2番の最初のフレーズは「昔の自分はこうでした」という自己紹介フレーズである。

これ以上の意味合いはない。

次のフレーズ。

ぼくと君に関係性さえしっかり押さえていれば、そんなに意味を汲み取ることは難しくないのではなかろうか。

「話した言葉」とは夢とかそういう類のことなのだろうが、過去の君が持っていた言葉は、ぼくになるまでの過程の間でどれだけ残ったのか(あるいは消えてしまったのか)を問うているわけだ。

そして、大人になってしまったが、それでも完全に夢を諦めたわけではなく、未だに心の中でから回りしているのである。

つまり、諦めきれていないわけである。

2番のサビ~最後のサビについて

スガシカオは「あのころの未来に ぼくらは立っているのかなぁ」というフレーズがこの歌の言いたいことであり、残りはおまけみたいなもの、と公言しているわけで、このフレーズが過去の自分が今の自分に向けて、投げかけている言葉になるわけだ。

「あのころの未来」とは過去の自分が思い描いた将来の自分像ということだろう。

過去のぼくは色んな夢を思い描いていたわけだが、今のぼくはそんな夢をどれほど達成できただろうか、あるいはどれだけ近づくことができただろうかと考えさせるフレーズなわけである。

もちろん、この歌はそこに対する答えは提示せず、聴いている人それぞれにそれを問うているわけである。

この歌の「ぼく」が平仮名表記である理由はここにもあって、これは誰でも代入可能な一人称という意味合いもあるからこそ、ここは平仮名にしたわけである。

未来がどのようなものになるのかはまだ分からないが、全てが思うほどうまくはいかないけれども、未来の比喩を雲のない星空にしたということは「そこまで暗いものでもないよ」とスガシカオになりにエールを送っているわけでもあるのだ。
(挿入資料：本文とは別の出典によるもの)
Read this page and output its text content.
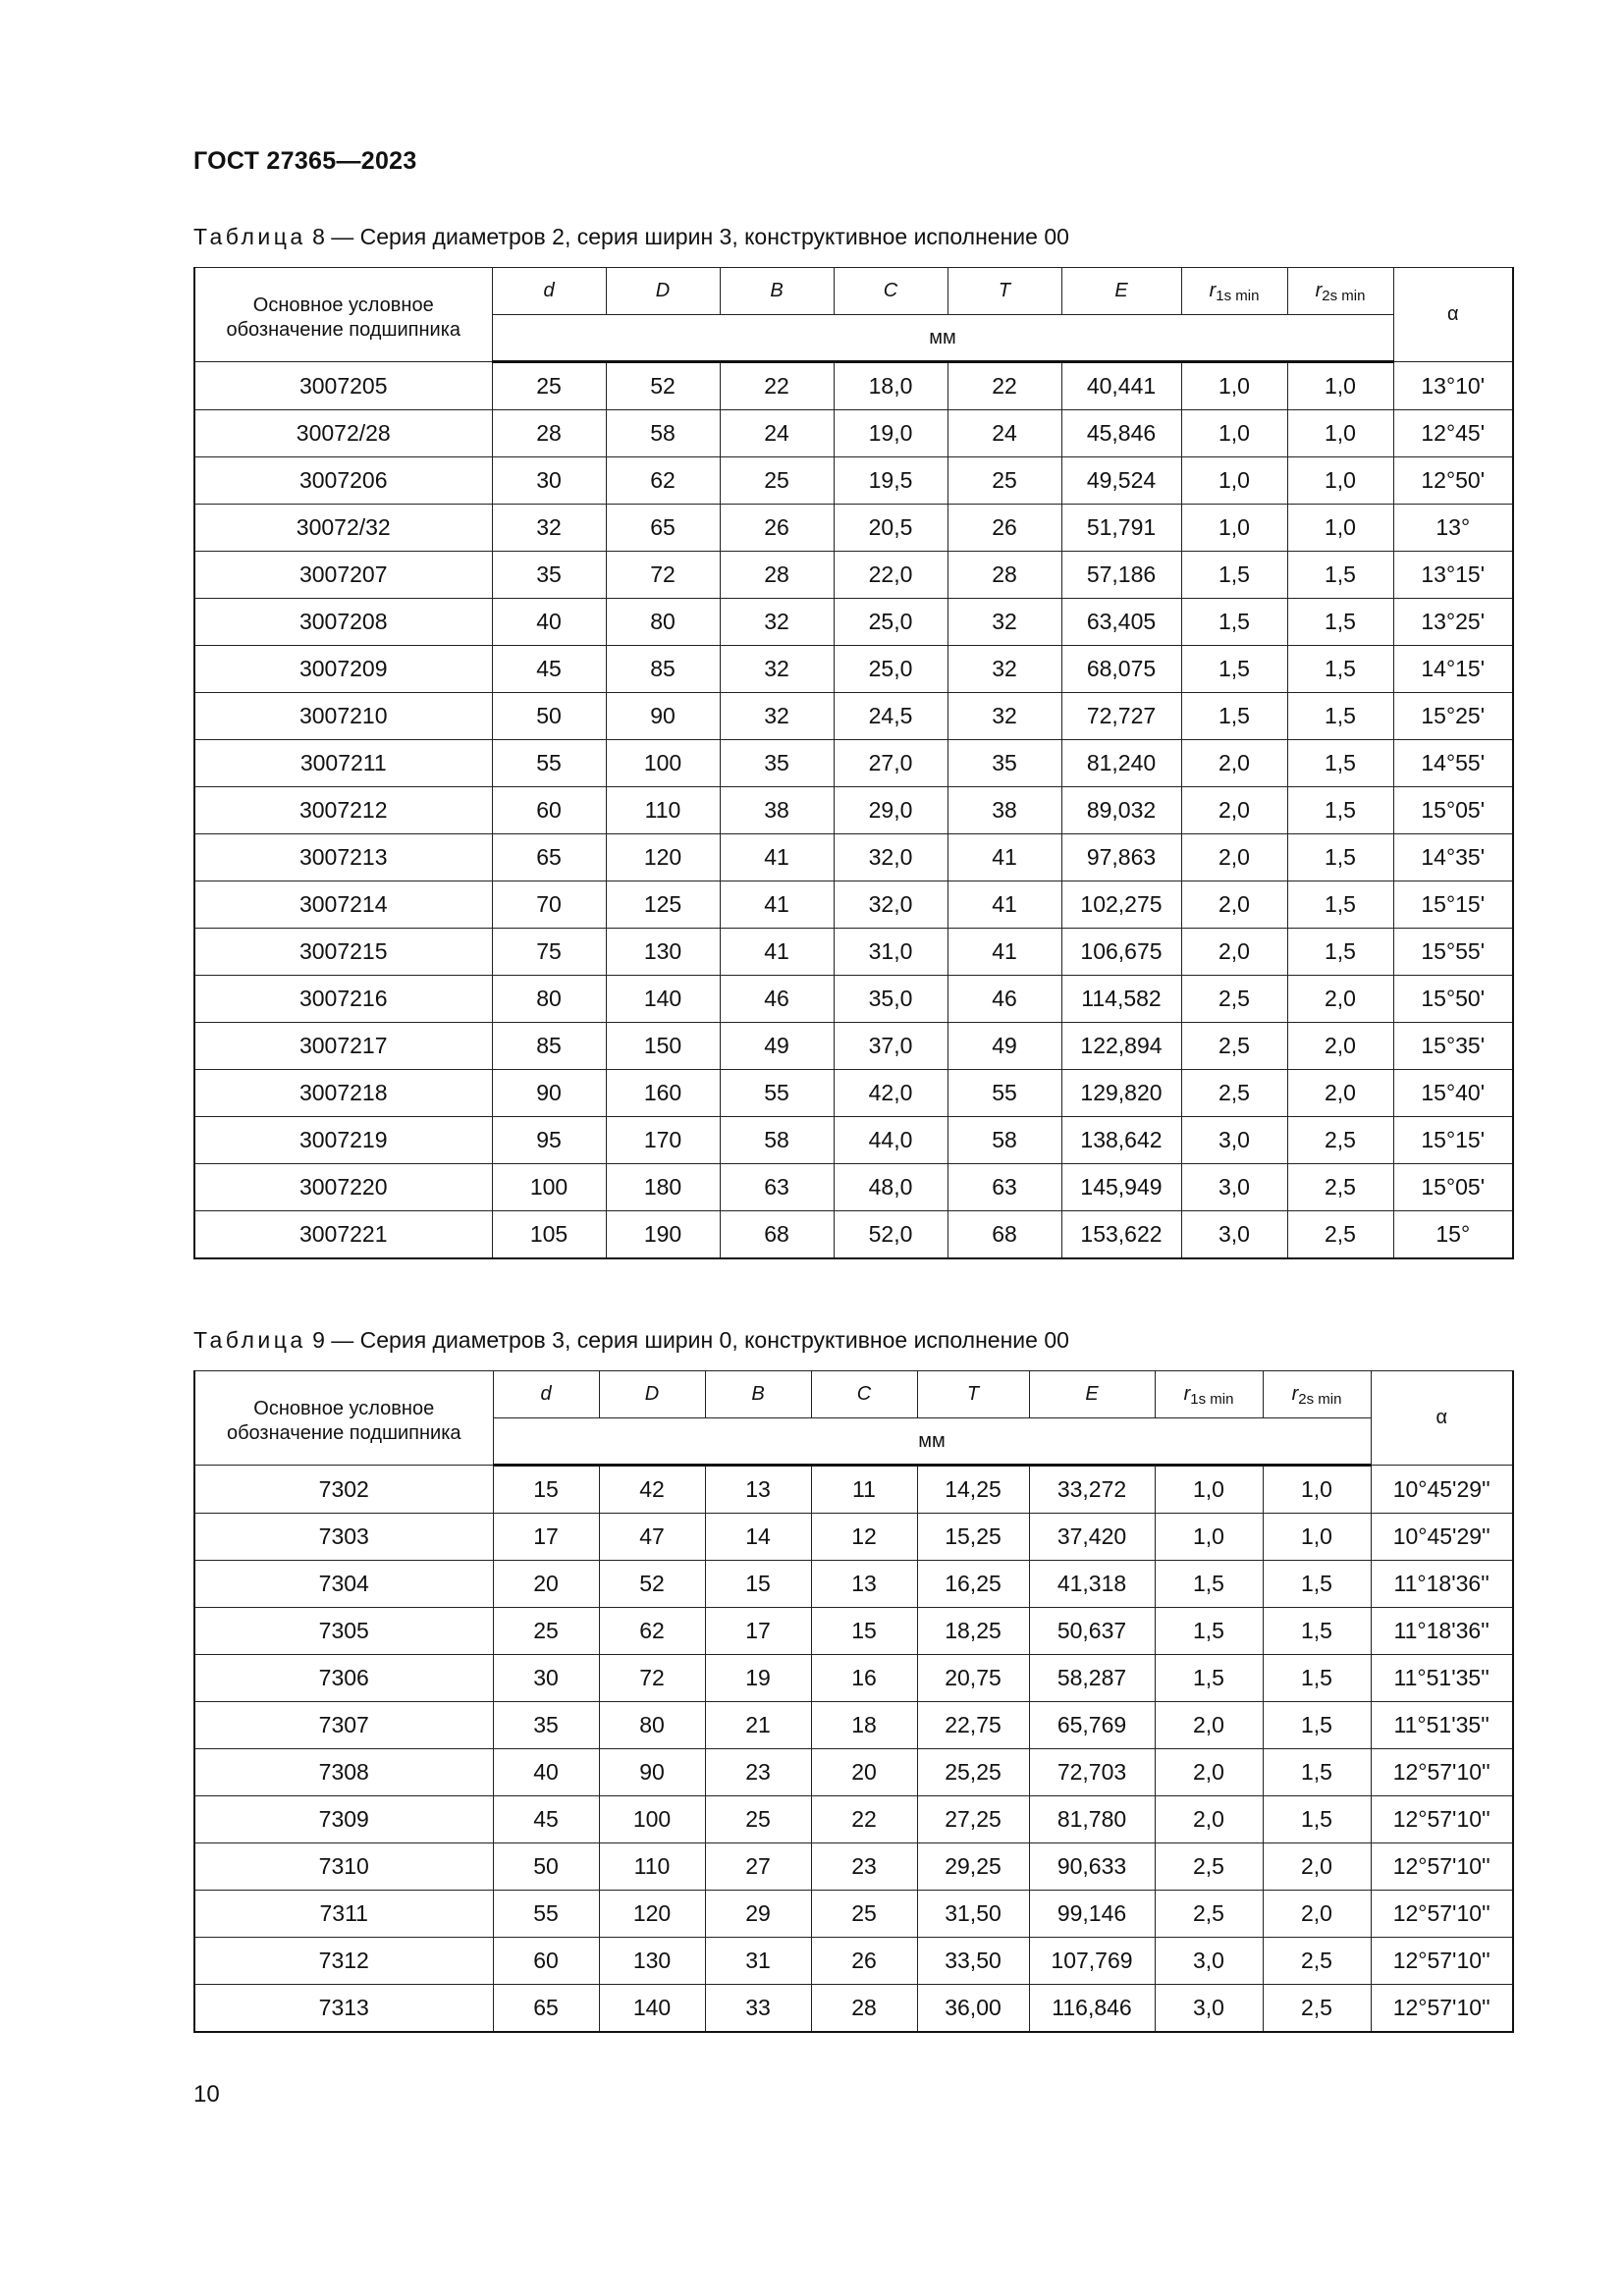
ГОСТ 27365—2023
Таблица 8 — Серия диаметров 2, серия ширин 3, конструктивное исполнение 00
Основное условное обозначение подшипника	d	D	B	C	T	E	$r_{1s min}$	$r_{2s min}$	α
	мм								
3007205	25	52	22	18,0	22	40,441	1,0	1,0	13°10'
30072/28	28	58	24	19,0	24	45,846	1,0	1,0	12°45'
3007206	30	62	25	19,5	25	49,524	1,0	1,0	12°50'
30072/32	32	65	26	20,5	26	51,791	1,0	1,0	13°
3007207	35	72	28	22,0	28	57,186	1,5	1,5	13°15'
3007208	40	80	32	25,0	32	63,405	1,5	1,5	13°25'
3007209	45	85	32	25,0	32	68,075	1,5	1,5	14°15'
3007210	50	90	32	24,5	32	72,727	1,5	1,5	15°25'
3007211	55	100	35	27,0	35	81,240	2,0	1,5	14°55'
3007212	60	110	38	29,0	38	89,032	2,0	1,5	15°05'
3007213	65	120	41	32,0	41	97,863	2,0	1,5	14°35'
3007214	70	125	41	32,0	41	102,275	2,0	1,5	15°15'
3007215	75	130	41	31,0	41	106,675	2,0	1,5	15°55'
3007216	80	140	46	35,0	46	114,582	2,5	2,0	15°50'
3007217	85	150	49	37,0	49	122,894	2,5	2,0	15°35'
3007218	90	160	55	42,0	55	129,820	2,5	2,0	15°40'
3007219	95	170	58	44,0	58	138,642	3,0	2,5	15°15'
3007220	100	180	63	48,0	63	145,949	3,0	2,5	15°05'
3007221	105	190	68	52,0	68	153,622	3,0	2,5	15°
Таблица 9 — Серия диаметров 3, серия ширин 0, конструктивное исполнение 00
Основное условное обозначение подшипника	d	D	B	C	T	E	$r_{1s min}$	$r_{2s min}$	α
	мм								
7302	15	42	13	11	14,25	33,272	1,0	1,0	10°45'29''
7303	17	47	14	12	15,25	37,420	1,0	1,0	10°45'29''
7304	20	52	15	13	16,25	41,318	1,5	1,5	11°18'36''
7305	25	62	17	15	18,25	50,637	1,5	1,5	11°18'36''
7306	30	72	19	16	20,75	58,287	1,5	1,5	11°51'35''
7307	35	80	21	18	22,75	65,769	2,0	1,5	11°51'35''
7308	40	90	23	20	25,25	72,703	2,0	1,5	12°57'10''
7309	45	100	25	22	27,25	81,780	2,0	1,5	12°57'10''
7310	50	110	27	23	29,25	90,633	2,5	2,0	12°57'10''
7311	55	120	29	25	31,50	99,146	2,5	2,0	12°57'10''
7312	60	130	31	26	33,50	107,769	3,0	2,5	12°57'10''
7313	65	140	33	28	36,00	116,846	3,0	2,5	12°57'10''
10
要はこの歌を聴いている今のぼく次第でどうにでもなるわけだ。

今は夜という暗い未来しか想像できないかもしれないけれども、マドという社会との壁を取り払い、ちゃんとしかるべき努力をして前を見て進めば星空をつかむチャンスは幾らでもあるわけだ。

夜が明けるとはあえて言わない。

明日があるという事実以外は、人によって未来は違うのだから。

けれど、この歌を聴いたぼくが「あれから」になるとき、あのころの未来に立つために、今、するべきことを見据えれば、きっと雲はないのだから星はつかめると教えてくれているわけだ。

あと、行動のみ。

そんな切なさの中に希望を織り交ぜた歌だからこそ、この歌は「名曲」として今なお輝き続けるのである。